I made this last Wednesday, a long and tiring day in which we did a lot of work with multiple employees, and badly needed to replenish calories. Hearty and tasty, it required very little work at the end, just some preparation a few days ahead. It probably took me 20 minutes once it was time for dinner at 8:30pm. No photos, unfortunately, because my camera is dead and Joanna’s doesn’t do indoor photos well. I make variations on this kind of German cooking all winter and early spring, but finally paid attention enough to write it up this time.
Beer-marinated venison roast with gravy-noodles & sauerkraut
all quantities estimated, as I just threw this together
1-2 lb meat, in this case a venison roast
3/4 bottle good beer (the other 1/4 for the chef)

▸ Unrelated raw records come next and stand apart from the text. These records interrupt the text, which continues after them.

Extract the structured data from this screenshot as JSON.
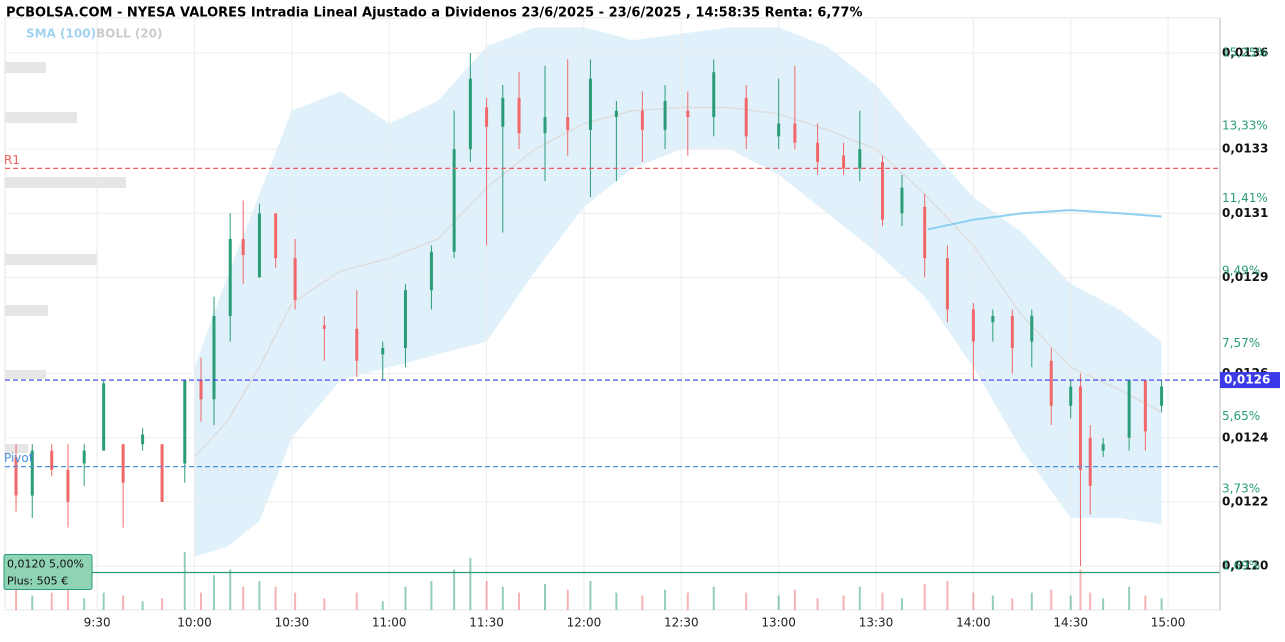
{
  "chart_data": {
    "type": "candlestick",
    "title": "PCBOLSA.COM - NYESA VALORES Intradia Lineal Ajustado a Dividenos 23/6/2025 - 23/6/2025 , 14:58:35 Renta: 6,77%",
    "legend": [
      "SMA (100)",
      "BOLL (20)"
    ],
    "grid": true,
    "xlim": [
      541.6,
      916
    ],
    "xticks": [
      {
        "value": 570,
        "label": "9:30"
      },
      {
        "value": 600,
        "label": "10:00"
      },
      {
        "value": 630,
        "label": "10:30"
      },
      {
        "value": 660,
        "label": "11:00"
      },
      {
        "value": 690,
        "label": "11:30"
      },
      {
        "value": 720,
        "label": "12:00"
      },
      {
        "value": 750,
        "label": "12:30"
      },
      {
        "value": 780,
        "label": "13:00"
      },
      {
        "value": 810,
        "label": "13:30"
      },
      {
        "value": 840,
        "label": "14:00"
      },
      {
        "value": 870,
        "label": "14:30"
      },
      {
        "value": 900,
        "label": "15:00"
      }
    ],
    "ylim": [
      0.011863,
      0.013709
    ],
    "yticks": [
      {
        "value": 0.012,
        "label": "0,0120"
      },
      {
        "value": 0.0122,
        "label": "0,0122"
      },
      {
        "value": 0.0124,
        "label": "0,0124"
      },
      {
        "value": 0.0126,
        "label": "0,0126"
      },
      {
        "value": 0.0129,
        "label": "0,0129"
      },
      {
        "value": 0.0131,
        "label": "0,0131"
      },
      {
        "value": 0.0133,
        "label": "0,0133"
      },
      {
        "value": 0.0136,
        "label": "0,0136"
      }
    ],
    "y2lim": [
      0.53,
      16.18
    ],
    "y2ticks": [
      {
        "value": 1.69,
        "label": "1,69%"
      },
      {
        "value": 3.73,
        "label": "3,73%"
      },
      {
        "value": 5.65,
        "label": "5,65%"
      },
      {
        "value": 7.57,
        "label": "7,57%"
      },
      {
        "value": 9.49,
        "label": "9,49%"
      },
      {
        "value": 11.41,
        "label": "11,41%"
      },
      {
        "value": 13.33,
        "label": "13,33%"
      },
      {
        "value": 15.25,
        "label": "15,25%"
      }
    ],
    "up_color": "#2a9d78",
    "down_color": "#f0686a",
    "x": [
      545,
      550,
      556,
      561,
      566,
      572,
      578,
      584,
      590,
      597,
      602,
      606,
      611,
      615,
      620,
      625,
      631,
      640,
      650,
      658,
      665,
      673,
      680,
      685,
      690,
      695,
      700,
      708,
      715,
      722,
      730,
      738,
      745,
      752,
      760,
      770,
      780,
      785,
      792,
      800,
      805,
      812,
      818,
      825,
      832,
      840,
      846,
      852,
      858,
      864,
      870,
      873,
      876,
      880,
      888,
      893,
      898
    ],
    "open": [
      0.01234,
      0.01222,
      0.01236,
      0.0123,
      0.01232,
      0.01236,
      0.01238,
      0.01238,
      0.01238,
      0.01232,
      0.01258,
      0.01252,
      0.01278,
      0.01302,
      0.0129,
      0.0131,
      0.01296,
      0.01275,
      0.01274,
      0.01266,
      0.01268,
      0.01286,
      0.01298,
      0.0133,
      0.01343,
      0.01337,
      0.01346,
      0.01335,
      0.0134,
      0.01336,
      0.0134,
      0.01342,
      0.01336,
      0.01342,
      0.0134,
      0.01346,
      0.01334,
      0.01338,
      0.01332,
      0.01328,
      0.01324,
      0.01326,
      0.0131,
      0.01312,
      0.01296,
      0.0128,
      0.01276,
      0.01278,
      0.0127,
      0.01264,
      0.0125,
      0.01256,
      0.0124,
      0.01236,
      0.0124,
      0.01258,
      0.0125
    ],
    "high": [
      0.01238,
      0.01238,
      0.01238,
      0.01238,
      0.01238,
      0.01258,
      0.01238,
      0.01243,
      0.01238,
      0.01258,
      0.01265,
      0.01284,
      0.0131,
      0.01314,
      0.01313,
      0.0131,
      0.01302,
      0.01278,
      0.01286,
      0.0127,
      0.01288,
      0.013,
      0.01342,
      0.0136,
      0.01346,
      0.0135,
      0.01354,
      0.01356,
      0.01358,
      0.01358,
      0.01345,
      0.01348,
      0.0135,
      0.01348,
      0.01358,
      0.0135,
      0.01352,
      0.01356,
      0.01338,
      0.01332,
      0.01342,
      0.01328,
      0.01322,
      0.01316,
      0.013,
      0.01282,
      0.0128,
      0.0128,
      0.0128,
      0.01268,
      0.01258,
      0.0126,
      0.01244,
      0.0124,
      0.01258,
      0.01258,
      0.01258
    ],
    "low": [
      0.01217,
      0.01215,
      0.01228,
      0.01212,
      0.01225,
      0.01236,
      0.01212,
      0.01236,
      0.0122,
      0.01226,
      0.01245,
      0.01244,
      0.0127,
      0.01288,
      0.0129,
      0.01293,
      0.0128,
      0.01264,
      0.01259,
      0.01258,
      0.01262,
      0.0128,
      0.01296,
      0.01326,
      0.013,
      0.01304,
      0.0133,
      0.0132,
      0.01328,
      0.01315,
      0.0132,
      0.01326,
      0.0133,
      0.01328,
      0.01334,
      0.0133,
      0.0133,
      0.0133,
      0.01322,
      0.01322,
      0.0132,
      0.01306,
      0.01306,
      0.0129,
      0.01276,
      0.01258,
      0.0127,
      0.0126,
      0.01262,
      0.01244,
      0.01246,
      0.012,
      0.01216,
      0.01234,
      0.01236,
      0.01236,
      0.01248
    ],
    "close": [
      0.01222,
      0.01236,
      0.0123,
      0.0122,
      0.01236,
      0.01257,
      0.01226,
      0.01241,
      0.0122,
      0.01258,
      0.01252,
      0.01278,
      0.01302,
      0.01297,
      0.0131,
      0.01296,
      0.01283,
      0.01274,
      0.01264,
      0.01268,
      0.01286,
      0.01298,
      0.0133,
      0.01352,
      0.01337,
      0.01346,
      0.01335,
      0.0134,
      0.01336,
      0.01352,
      0.01342,
      0.01336,
      0.01345,
      0.0134,
      0.01354,
      0.01334,
      0.01338,
      0.01332,
      0.01326,
      0.01324,
      0.0133,
      0.01308,
      0.01318,
      0.01296,
      0.0128,
      0.0127,
      0.01278,
      0.01268,
      0.01278,
      0.0125,
      0.01256,
      0.0123,
      0.01225,
      0.01238,
      0.01258,
      0.01242,
      0.01256
    ],
    "volume": [
      8,
      5,
      6,
      10,
      4,
      6,
      5,
      3,
      4,
      20,
      6,
      12,
      14,
      8,
      10,
      8,
      6,
      4,
      6,
      3,
      8,
      10,
      14,
      18,
      10,
      8,
      6,
      9,
      7,
      10,
      6,
      5,
      7,
      6,
      8,
      6,
      5,
      7,
      4,
      5,
      8,
      6,
      4,
      9,
      10,
      6,
      5,
      4,
      6,
      7,
      5,
      14,
      6,
      4,
      8,
      5,
      4
    ],
    "bollinger": {
      "color": "#d6ecfa",
      "x": [
        600,
        610,
        620,
        630,
        645,
        660,
        675,
        690,
        705,
        720,
        735,
        750,
        765,
        780,
        795,
        810,
        825,
        840,
        855,
        870,
        885,
        898
      ],
      "upper": [
        0.01262,
        0.0129,
        0.01316,
        0.01342,
        0.01348,
        0.01338,
        0.01345,
        0.01362,
        0.01368,
        0.01368,
        0.01364,
        0.01366,
        0.01368,
        0.01368,
        0.01362,
        0.0135,
        0.01332,
        0.01315,
        0.01304,
        0.01288,
        0.0128,
        0.0127
      ],
      "lower": [
        0.01203,
        0.01206,
        0.01214,
        0.0124,
        0.01258,
        0.01262,
        0.01266,
        0.0127,
        0.01292,
        0.01312,
        0.01324,
        0.0133,
        0.0133,
        0.01322,
        0.0131,
        0.01298,
        0.01284,
        0.01262,
        0.01236,
        0.01215,
        0.01215,
        0.01213
      ],
      "mid": [
        0.01234,
        0.01245,
        0.01262,
        0.01282,
        0.01292,
        0.01296,
        0.01302,
        0.01318,
        0.0133,
        0.01338,
        0.01342,
        0.01343,
        0.01343,
        0.01341,
        0.01336,
        0.0133,
        0.01316,
        0.013,
        0.01278,
        0.01262,
        0.01255,
        0.01248
      ]
    },
    "sma": {
      "color": "#8fd0f2",
      "x": [
        826,
        840,
        855,
        870,
        885,
        898
      ],
      "values": [
        0.01305,
        0.01308,
        0.0131,
        0.01311,
        0.0131,
        0.01309
      ]
    },
    "price_lines": [
      {
        "label": "R1",
        "value": 0.01324,
        "color": "#f06060"
      },
      {
        "label": "Pivot",
        "value": 0.01231,
        "color": "#4a90d9"
      },
      {
        "label": "0,0126",
        "value": 0.01258,
        "color": "#3a3ae8"
      },
      {
        "label": "0,0120  5,00%",
        "sublabel": "Plus: 505 €",
        "value": 0.01198,
        "color": "#2a9d78"
      }
    ]
  }
}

1/2-1 cup dried or chopped onions
1/2-1 cup dried or chopped tomatoes
2t caraway seeds
2T cider vinegar
2T brown sugar
Some water if necessary to nearly cover the meat
Salt as desired
I made this with our own dried onions and tomatoes, which made the preparation super-easy with no chopping needed. I like the way they worked with the liquids, but fresh produce would work too. Combine everything and let sit for a few days. When ready, stick into a 350F oven and bake for a few hours. Browning the meat would be better, but I didn’t have time as I literally came back to the house from the field just long enough to throw it in the oven for later; it came out good enough.
NOODLES & GRAVY
Some good German noodles, spaetzle or otherwise
When the meat is nearly done, melt butter in a small pan, and add flour to make a basic roux. Stir until thick and starting to brown. Drain/spoon off a good amount of the remaining liquid in the meat dish, and whisk into the roux. Keep stirring/whisking for a few minutes to produce a nice, thick gravy. It should be a good balance of sweet and sour with undertones of the onion and meat; add vinegar or sugar as necessary to get the flavor right. Meanwhile, cook the noodles in a separate pan.
When the noodles are done, remove the meat from the oven and from its baking dish. Mix the rest of the cooking liquid, especially the onions & tomatoes, into the gravy and combine with the noodles. This should result in a thick, rich sauce on the noodles, which are then ladled onto a plate next to the carved roast. If you want, reserve a bit of the gravy to ladle over the meat, which should be tender and flake nicely. Serve with sauerkraut on the side.
In our version, we used our own venison, home-dried onions & tomatoes, home-fermented sauerkraut, and Boulevard wheat beer.